Dann gibt es noch das Thema Klopapier. Natürlich. Der Toilettenpapiermangel ist inzwischen zu einem Running Gag geworden. Neben Memes, Comics und Graffiti, die sich den Tissue-Wahn lustig machen, verloste Mitte März ein Verlag im Rahmen eines Gewinnspiels seine Bücher inklusive einer Rolle Toilettenpapier. Inzwischen hat sich der Hype gelegt, nachdem Packungsanzahl pro Kauf begrenzt wurde. Bleibt die Frage: Warum hamstern Deutsche Toilettenpapier? In Spanien und Italien war es Wein, in den USA Waffen. Waffen sind gegen ein Virus etwa so effektiv wie die Einnahme von Vitamin-C-Präparaten oder Leitungswasser, das durch Energien in Schwingung versetzt wird, wie Esoterik-Youtuber behaupten.

Netflix and Chill” oder “Raus ins Grüne”?

Auf der Couch streamen oder Bewegung in der Natur – diese Aktivitäten stehen im Corona-Freizeitprogramm ganz oben an. Mein Mittel Nummer eins gegen Langeweile sind Serien. Seit April habe ich neben Netflix noch Disney plus. Die Streaming-Industrie profitiert von der Pandemie. Viele Menschen sind nun “save at home” und haben viel Zeit. Damit steigt der Datenverkehr, was die Umwelt durch einen erhöhten Stromverbrauch belastet. Große Unternehmen wie Streaming-Dienste oder Online-Großhändler ziehen Profit aus der Krise, während schlecht bezahlte Arbeiter weiter Vollgas geben müssen. Die Krise schwächt diejenigen, die sowieso nicht viel haben, aber einige große Unternehmen erzielen Vorteile daraus – auch daran sieht man, dass Corona kein Gleichmacher ist.

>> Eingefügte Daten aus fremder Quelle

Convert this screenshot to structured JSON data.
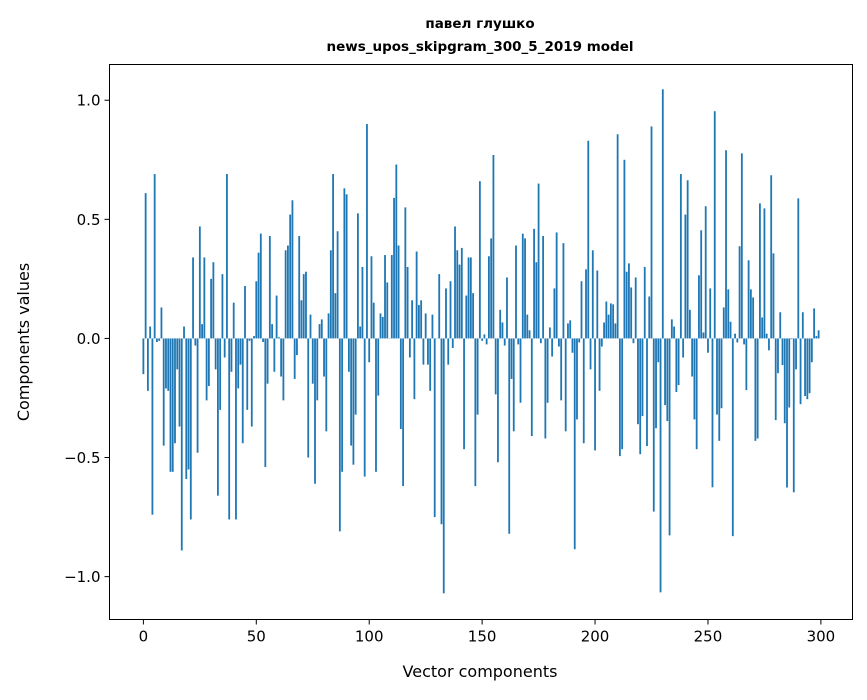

Die Freude an einer Serie entpuppt sich oft als kurzweilig. Das ständige Switchen zwischen verschieden Unterhaltungsmedien und die unaufhaltsame Beschallung sind auf Dauer gar nicht mehr so entspannend. Also mache ich einen Spaziergang durch die Felder mit meinen Hunden. Die Straßen sind leer. Autos sehe und höre ich kaum. Am Himmel sind keine Flugzeuge oder Kondensstreifen zu sehen. Ich genieße die Ruhe und die frische Frühlingsluft. Aus den Nachrichten habe ich erfahren, dass das Wasser in Venedig viel klarer geworden sein soll, da die Kreuzfahrtschiffe stillstehen. In den Kanälen sollen sogar wieder Delfine gesichtet worden sein. Die Stickoxidbelastung in den Großstädten ist rapide gesunken. In der indischen Stadt Jalandhar hat der Smog so sehr nachgelassen, dass die Umrisse des Himalaya-Gebirges in 200 Kilometern Entfernung wieder sichtbar sein sollen. Durch unseren heruntergeschraubten Betrieb bekommt die Erde gerade eine Verschnaufpause. Eine Chance für die Umwelt, sich zu erholen, könnte man denken. Aber, wie das Streamingproblem bereits zeigte: So einfach ist das alles nicht. Vor allem sind die aktuellen Beobachtungen nur Momentaufnahmen, keine Lösungen. Wenn die Wirtschaft wieder angekurbelt wird, werden die uns bisher bekannten Probleme zurückkommen. Und die Delphine wieder aus den Kanälen verschwinden.